We stay silent. Sean stares at the floor as he listens and then adds a couple ‘uh huhs’ and ‘oh reallys’ and then he looks up at my mom and says into the receiver, “Yeah, they’re still here.”
Then he switches to me and his eyes sink into mine as he says, “Sure, I’ll tell them.” He replaces the phone on the wall cradle.
“They found him?” my mom asks.
“Garrett. They found Garrett,” Sean clarifies. “They didn’t catch up with the guy though. My mom asked if you wanted to stick around for a while.”
“Of course,” my mom says and I want to fall over. She is being all nonchalant, like waiting around and taking hours off from her writing is no big deal. This never happens. Not for birthdays or Christmas, teacher conferences or recitals. She always jokes that it’s a good thing that I’m a low maintenance kid, because she never takes time off. Even when other people want to talk to my mom, they have to come to our house and stand on the front steps, because she doesn’t have time for long conversations and there is no place to sit inside. She even pulled an all-nighter that had slopped over into most of today, to catch up on whatever she hadn’t finished while she had to wait for my cast to be put on.
“What did the police say?” I ask.

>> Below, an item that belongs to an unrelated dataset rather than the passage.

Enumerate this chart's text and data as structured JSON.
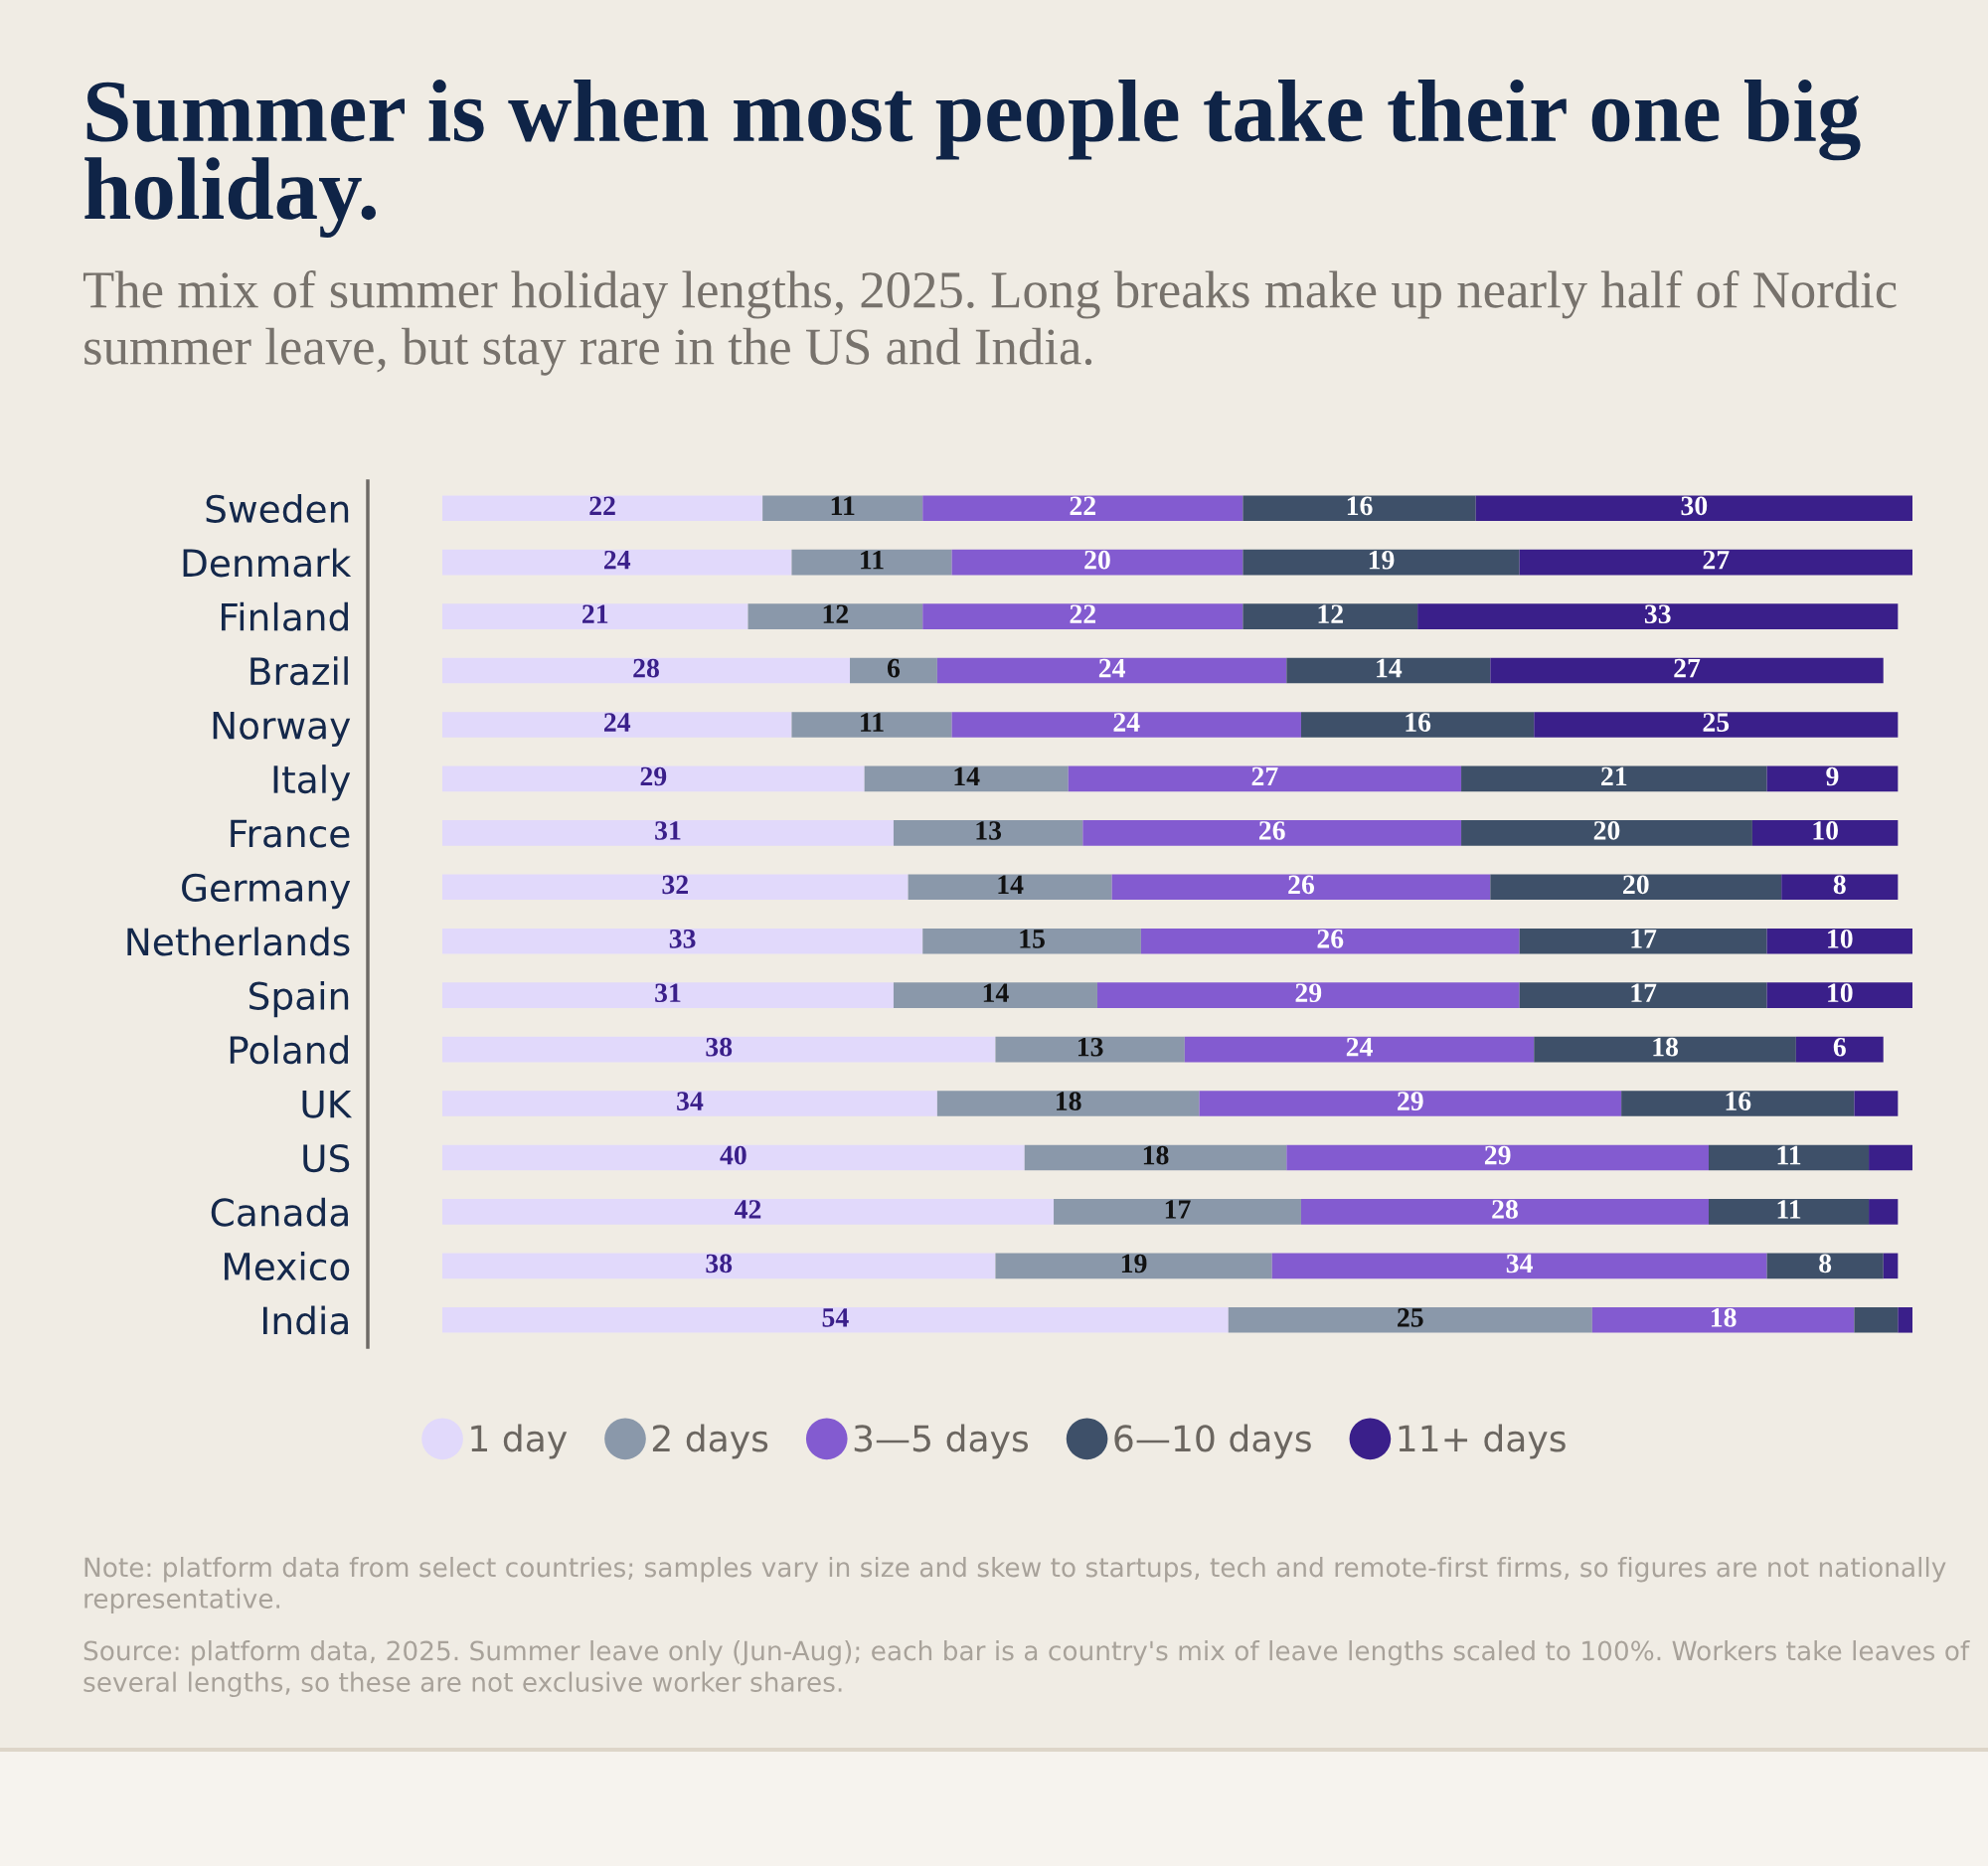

Sean glances from me to my mom and back to me again.
“Oh, uh...” he says with a shrug. “My mom didn’t say.”
“Well, thank God that Garrett is fine,” my mom says. “That’s all that matters.”
As if it smoothes everything over, Sean pulls a pizza ad from a kitchen drawer.
“I’ll order pizza, since you’re staying,” he says.
I wait for my mom to say we won’t be staying that long, but instead, she puts her thumb to her mouth and just nibbles at the edge of her nail, the way she does when she gets antsy about not being able to write. I decide right then to just shut up and stop asking questions, because as much as I want to know why we’re here, I still want to be here when Garrett comes home.